Nevertheless, Abu Talib lamented that successive chief justices have failed to fulfil their promises to improve the judiciary.
"But after they are appointed, things go by as they did before. Now we hear the new CJ (chief justice) also making statements (pledging) to improve the judiciary. We hope it will happen...."
The Suhakam chief, while expressing hope that there should be more open debate on the conduct of the judiciary, was also mindful of "the weapons in the hands of the court such as contempt of court proceedings".
In the past, one major complaint against the judiciary was the liberal use of contempt proceedings, especially against lawyers, over any action considered as tarnishing the image of the judiciary.
Stipulate offences
The Suhakam chairperson also explained the commission’s recent call for the abolition of the Internal Security Act (ISA) in favour of a new security law which clearly stipulates the types of offences which require preventive detention.
"We met with the Deputy Prime Minister (Abdullah Ahmad Badawi) while we were going through the review as well as during the inquiry into the conditions of detention under the ISA. He is very concerned about the allegations...(and) said he would wait for our recommendations.

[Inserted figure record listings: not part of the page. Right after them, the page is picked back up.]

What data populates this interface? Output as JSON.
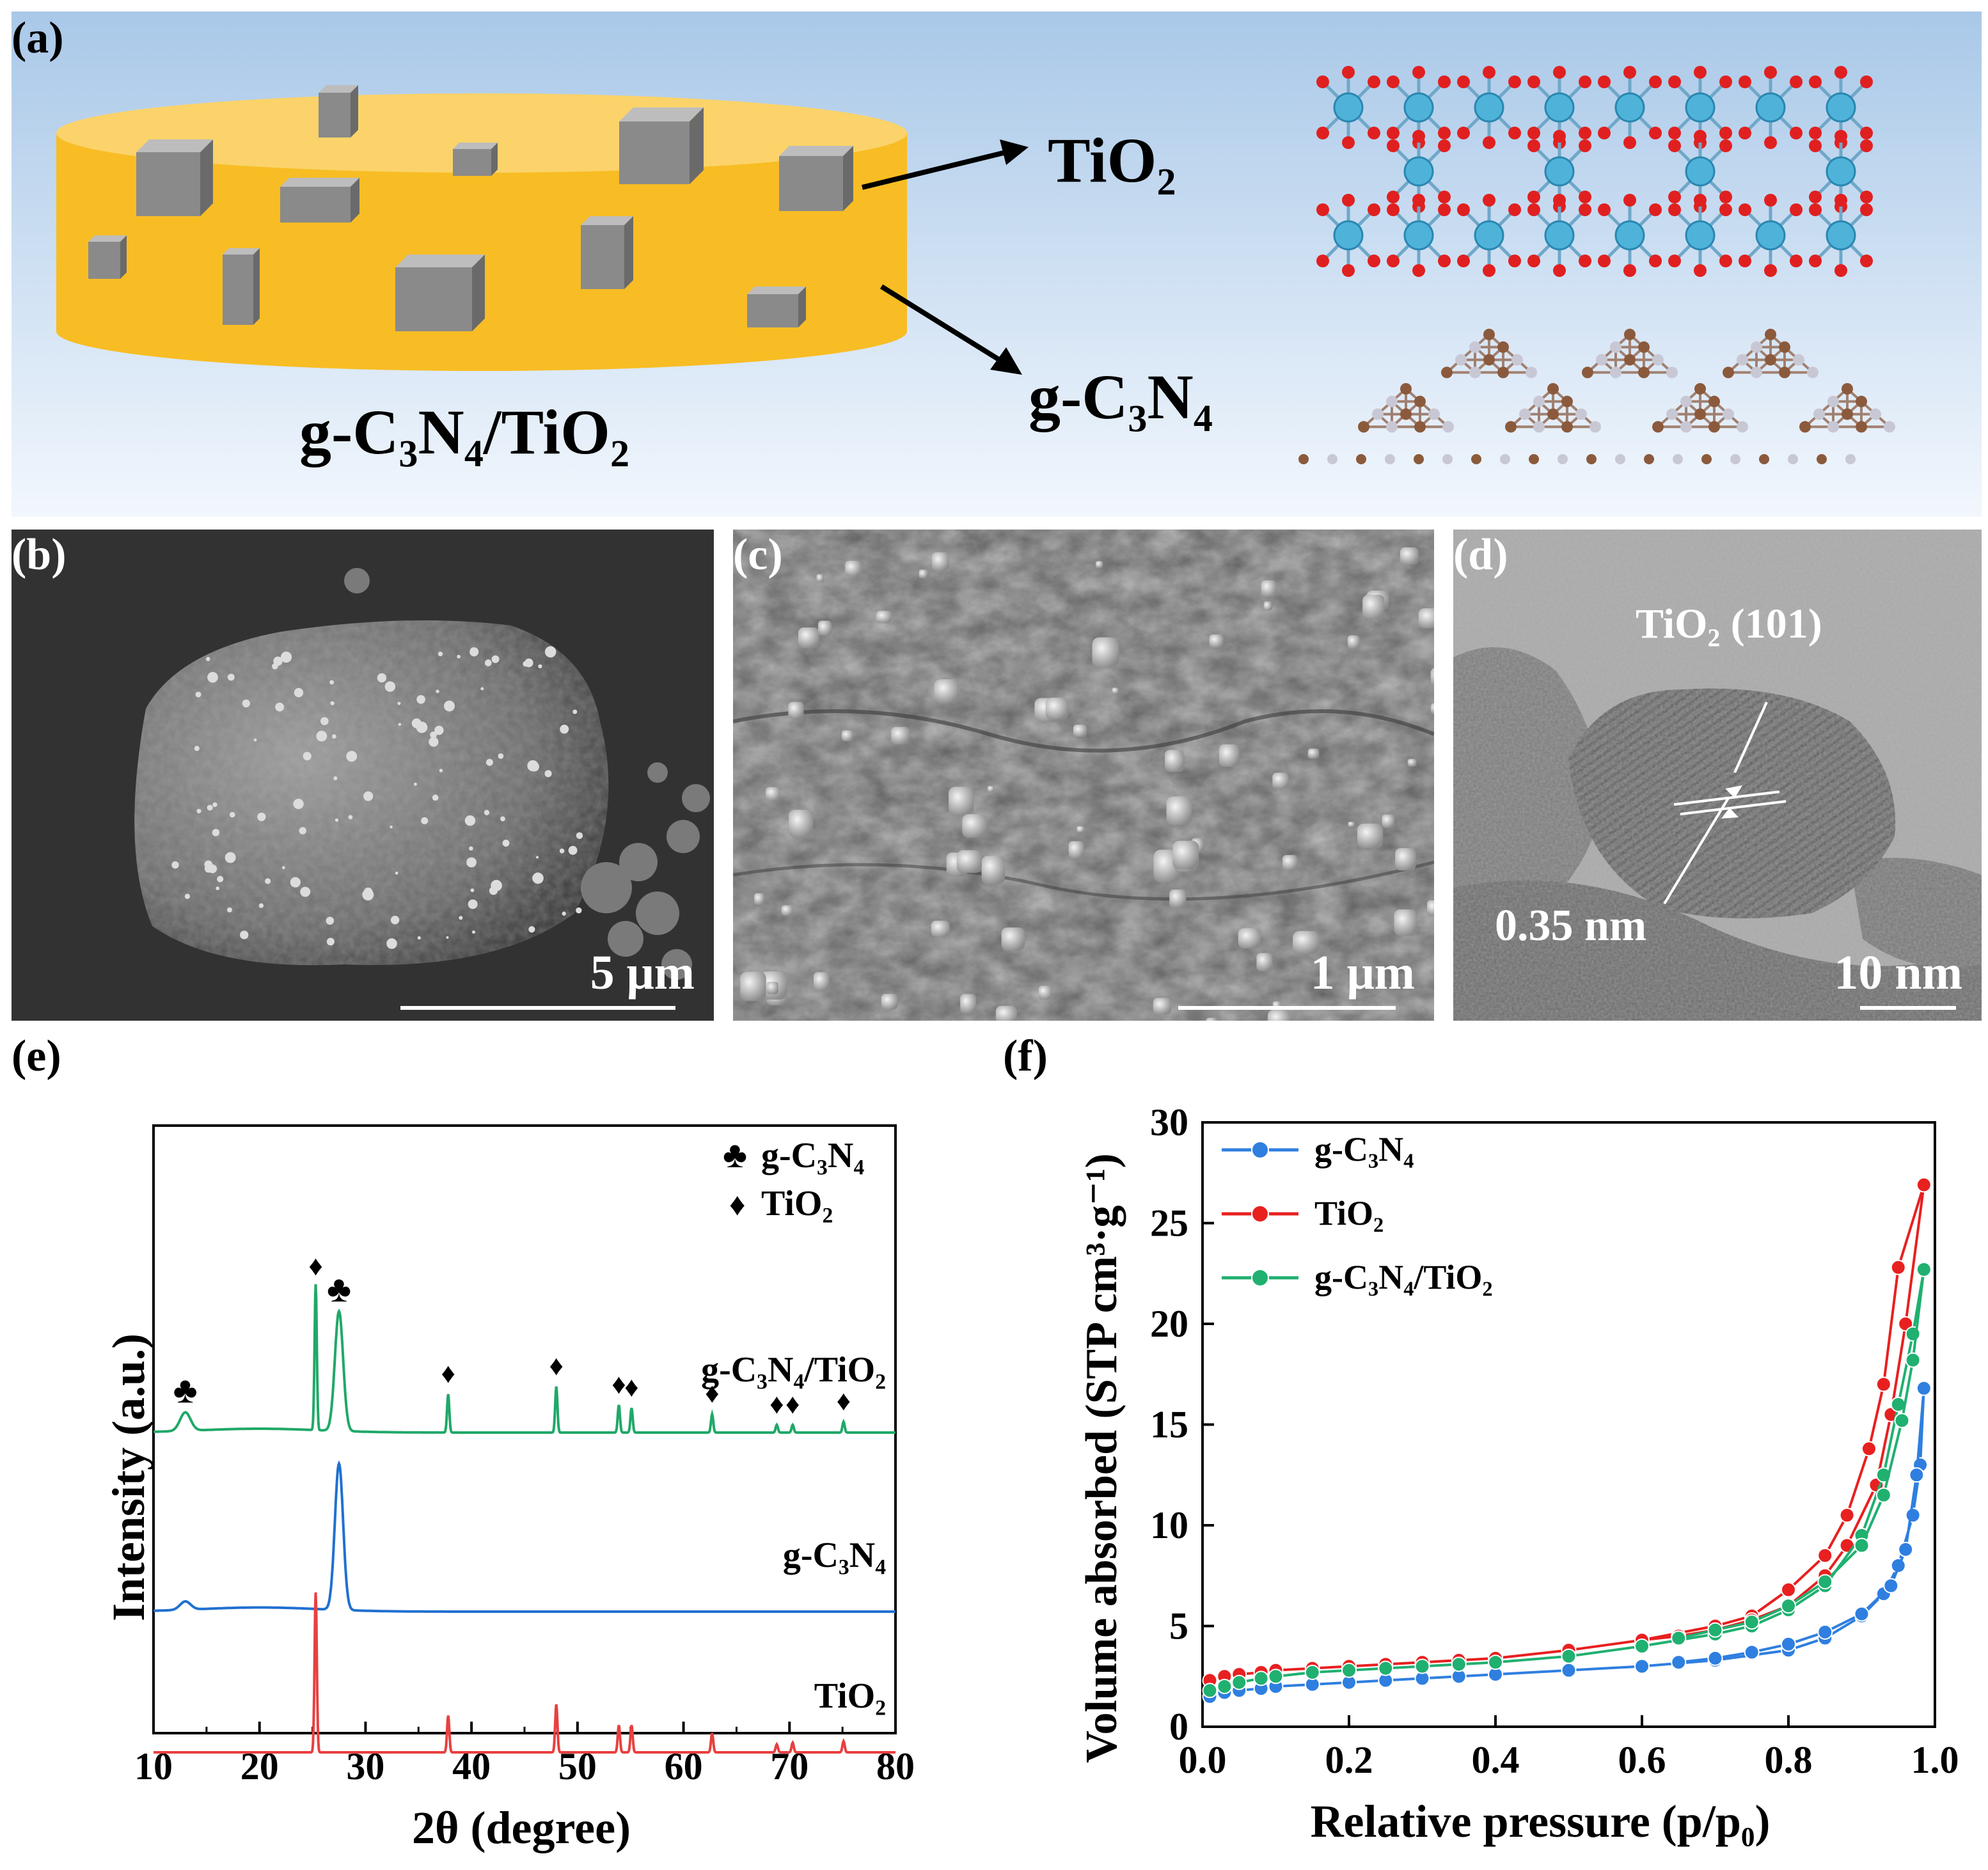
{
  "panel_a": {
    "label": "(a)",
    "composite_label": "g-C₃N₄/TiO₂",
    "arrow_label_tio2": "TiO₂",
    "arrow_label_gcn": "g-C₃N₄",
    "colors": {
      "background_top": "#a9c8e8",
      "background_bottom": "#f2f7fd",
      "disk": "#f8bd24",
      "cube": "#8a8a8a",
      "ti_atom": "#4fb3d9",
      "o_atom": "#e02020",
      "c_atom": "#8b5a3c",
      "n_atom": "#c8c8d4"
    }
  },
  "panel_b": {
    "label": "(b)",
    "scale": "5 μm"
  },
  "panel_c": {
    "label": "(c)",
    "scale": "1 μm"
  },
  "panel_d": {
    "label": "(d)",
    "plane": "TiO₂ (101)",
    "spacing": "0.35 nm",
    "scale": "10 nm"
  },
  "panel_e": {
    "label": "(e)",
    "chart_data": {
      "type": "line",
      "xlabel": "2θ (degree)",
      "ylabel": "Intensity (a.u.)",
      "xlim": [
        10,
        80
      ],
      "xticks": [
        "10",
        "20",
        "30",
        "40",
        "50",
        "60",
        "70",
        "80"
      ],
      "legend": [
        {
          "symbol": "♣",
          "name": "g-C₃N₄"
        },
        {
          "symbol": "♦",
          "name": "TiO₂"
        }
      ],
      "series": [
        {
          "name": "g-C₃N₄/TiO₂",
          "color": "#20a868",
          "peaks": [
            {
              "x": 13.0,
              "h": 0.12
            },
            {
              "x": 25.3,
              "h": 0.95
            },
            {
              "x": 27.5,
              "h": 0.78
            },
            {
              "x": 37.8,
              "h": 0.25
            },
            {
              "x": 48.0,
              "h": 0.3
            },
            {
              "x": 53.9,
              "h": 0.18
            },
            {
              "x": 55.1,
              "h": 0.16
            },
            {
              "x": 62.7,
              "h": 0.12
            },
            {
              "x": 68.8,
              "h": 0.05
            },
            {
              "x": 70.3,
              "h": 0.05
            },
            {
              "x": 75.1,
              "h": 0.07
            }
          ]
        },
        {
          "name": "g-C₃N₄",
          "color": "#2070d0",
          "peaks": [
            {
              "x": 13.0,
              "h": 0.05
            },
            {
              "x": 27.5,
              "h": 0.88
            }
          ]
        },
        {
          "name": "TiO₂",
          "color": "#e84040",
          "peaks": [
            {
              "x": 25.3,
              "h": 1.0
            },
            {
              "x": 37.8,
              "h": 0.23
            },
            {
              "x": 48.0,
              "h": 0.3
            },
            {
              "x": 53.9,
              "h": 0.17
            },
            {
              "x": 55.1,
              "h": 0.17
            },
            {
              "x": 62.7,
              "h": 0.12
            },
            {
              "x": 68.8,
              "h": 0.05
            },
            {
              "x": 70.3,
              "h": 0.06
            },
            {
              "x": 75.1,
              "h": 0.07
            }
          ]
        }
      ],
      "peak_markers": [
        {
          "x": 13.0,
          "symbol": "♣"
        },
        {
          "x": 25.3,
          "symbol": "♦"
        },
        {
          "x": 27.5,
          "symbol": "♣"
        },
        {
          "x": 37.8,
          "symbol": "♦"
        },
        {
          "x": 48.0,
          "symbol": "♦"
        },
        {
          "x": 53.9,
          "symbol": "♦"
        },
        {
          "x": 55.1,
          "symbol": "♦"
        },
        {
          "x": 62.7,
          "symbol": "♦"
        },
        {
          "x": 68.8,
          "symbol": "♦"
        },
        {
          "x": 70.3,
          "symbol": "♦"
        },
        {
          "x": 75.1,
          "symbol": "♦"
        }
      ]
    }
  },
  "panel_f": {
    "label": "(f)",
    "chart_data": {
      "type": "line",
      "xlabel": "Relative pressure (p/p₀)",
      "ylabel": "Volume absorbed (STP cm³·g⁻¹)",
      "xlim": [
        0,
        1.0
      ],
      "ylim": [
        0,
        30
      ],
      "xticks": [
        "0.0",
        "0.2",
        "0.4",
        "0.6",
        "0.8",
        "1.0"
      ],
      "yticks": [
        "0",
        "5",
        "10",
        "15",
        "20",
        "25",
        "30"
      ],
      "legend_position": "top-left",
      "series": [
        {
          "name": "g-C₃N₄",
          "color": "#2f7fe0",
          "ads": [
            [
              0.01,
              1.5
            ],
            [
              0.03,
              1.7
            ],
            [
              0.05,
              1.8
            ],
            [
              0.08,
              1.9
            ],
            [
              0.1,
              2.0
            ],
            [
              0.15,
              2.1
            ],
            [
              0.2,
              2.2
            ],
            [
              0.25,
              2.3
            ],
            [
              0.3,
              2.4
            ],
            [
              0.35,
              2.5
            ],
            [
              0.4,
              2.6
            ],
            [
              0.5,
              2.8
            ],
            [
              0.6,
              3.0
            ],
            [
              0.7,
              3.3
            ],
            [
              0.8,
              3.8
            ],
            [
              0.85,
              4.4
            ],
            [
              0.9,
              5.5
            ],
            [
              0.93,
              6.6
            ],
            [
              0.95,
              8.0
            ],
            [
              0.97,
              10.5
            ],
            [
              0.98,
              13.0
            ],
            [
              0.985,
              16.8
            ]
          ],
          "des": [
            [
              0.985,
              16.8
            ],
            [
              0.975,
              12.5
            ],
            [
              0.96,
              8.8
            ],
            [
              0.94,
              7.0
            ],
            [
              0.9,
              5.6
            ],
            [
              0.85,
              4.7
            ],
            [
              0.8,
              4.1
            ],
            [
              0.75,
              3.7
            ],
            [
              0.7,
              3.4
            ],
            [
              0.65,
              3.2
            ]
          ]
        },
        {
          "name": "TiO₂",
          "color": "#e82020",
          "ads": [
            [
              0.01,
              2.3
            ],
            [
              0.03,
              2.5
            ],
            [
              0.05,
              2.6
            ],
            [
              0.08,
              2.7
            ],
            [
              0.1,
              2.8
            ],
            [
              0.15,
              2.9
            ],
            [
              0.2,
              3.0
            ],
            [
              0.25,
              3.1
            ],
            [
              0.3,
              3.2
            ],
            [
              0.35,
              3.3
            ],
            [
              0.4,
              3.4
            ],
            [
              0.5,
              3.8
            ],
            [
              0.6,
              4.3
            ],
            [
              0.7,
              5.0
            ],
            [
              0.75,
              5.5
            ],
            [
              0.8,
              6.8
            ],
            [
              0.85,
              8.5
            ],
            [
              0.88,
              10.5
            ],
            [
              0.91,
              13.8
            ],
            [
              0.93,
              17.0
            ],
            [
              0.95,
              22.8
            ],
            [
              0.985,
              26.9
            ]
          ],
          "des": [
            [
              0.985,
              26.9
            ],
            [
              0.96,
              20.0
            ],
            [
              0.94,
              15.5
            ],
            [
              0.92,
              12.0
            ],
            [
              0.88,
              9.0
            ],
            [
              0.85,
              7.5
            ],
            [
              0.8,
              6.0
            ],
            [
              0.75,
              5.3
            ],
            [
              0.7,
              4.8
            ],
            [
              0.65,
              4.5
            ],
            [
              0.6,
              4.3
            ]
          ]
        },
        {
          "name": "g-C₃N₄/TiO₂",
          "color": "#20b070",
          "ads": [
            [
              0.01,
              1.8
            ],
            [
              0.03,
              2.0
            ],
            [
              0.05,
              2.2
            ],
            [
              0.08,
              2.4
            ],
            [
              0.1,
              2.5
            ],
            [
              0.15,
              2.7
            ],
            [
              0.2,
              2.8
            ],
            [
              0.25,
              2.9
            ],
            [
              0.3,
              3.0
            ],
            [
              0.35,
              3.1
            ],
            [
              0.4,
              3.2
            ],
            [
              0.5,
              3.5
            ],
            [
              0.6,
              4.0
            ],
            [
              0.7,
              4.6
            ],
            [
              0.75,
              5.0
            ],
            [
              0.8,
              5.8
            ],
            [
              0.85,
              7.0
            ],
            [
              0.9,
              9.5
            ],
            [
              0.93,
              12.5
            ],
            [
              0.95,
              16.0
            ],
            [
              0.97,
              19.5
            ],
            [
              0.985,
              22.7
            ]
          ],
          "des": [
            [
              0.985,
              22.7
            ],
            [
              0.97,
              18.2
            ],
            [
              0.955,
              15.2
            ],
            [
              0.93,
              11.5
            ],
            [
              0.9,
              9.0
            ],
            [
              0.85,
              7.2
            ],
            [
              0.8,
              6.0
            ],
            [
              0.75,
              5.2
            ],
            [
              0.7,
              4.8
            ],
            [
              0.65,
              4.4
            ]
          ]
        }
      ]
    }
  }
}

"We have not heard anything so far," he said.
Speaking from his experience as AG during the controversial arrests of over 100 politicians, activists and religious leaders during the 1987 Operasi Lalang, Abu Talib said the difference between then and now was the role that public prosecutors played in effecting ISA detention orders.
"I have retired some 10 years ago but during my time, the public prosecutor played a leading role in determining whether a person should be detained or not...
"I personally argued for (the detentions). Yes, I recognise that. But we presented the evidence," he said.
The judicial review provision of the ISA was repealed after the Operasi Lalang arrests, to deter detainees from filing applications in court against their arrests. This was the result of a successful habeas corpus application by senior lawyer and opposition member of parliament Karpal Singh.
The new amendments only allowed for the detainees to question the procedural defects in the arrests and not the arrest itself.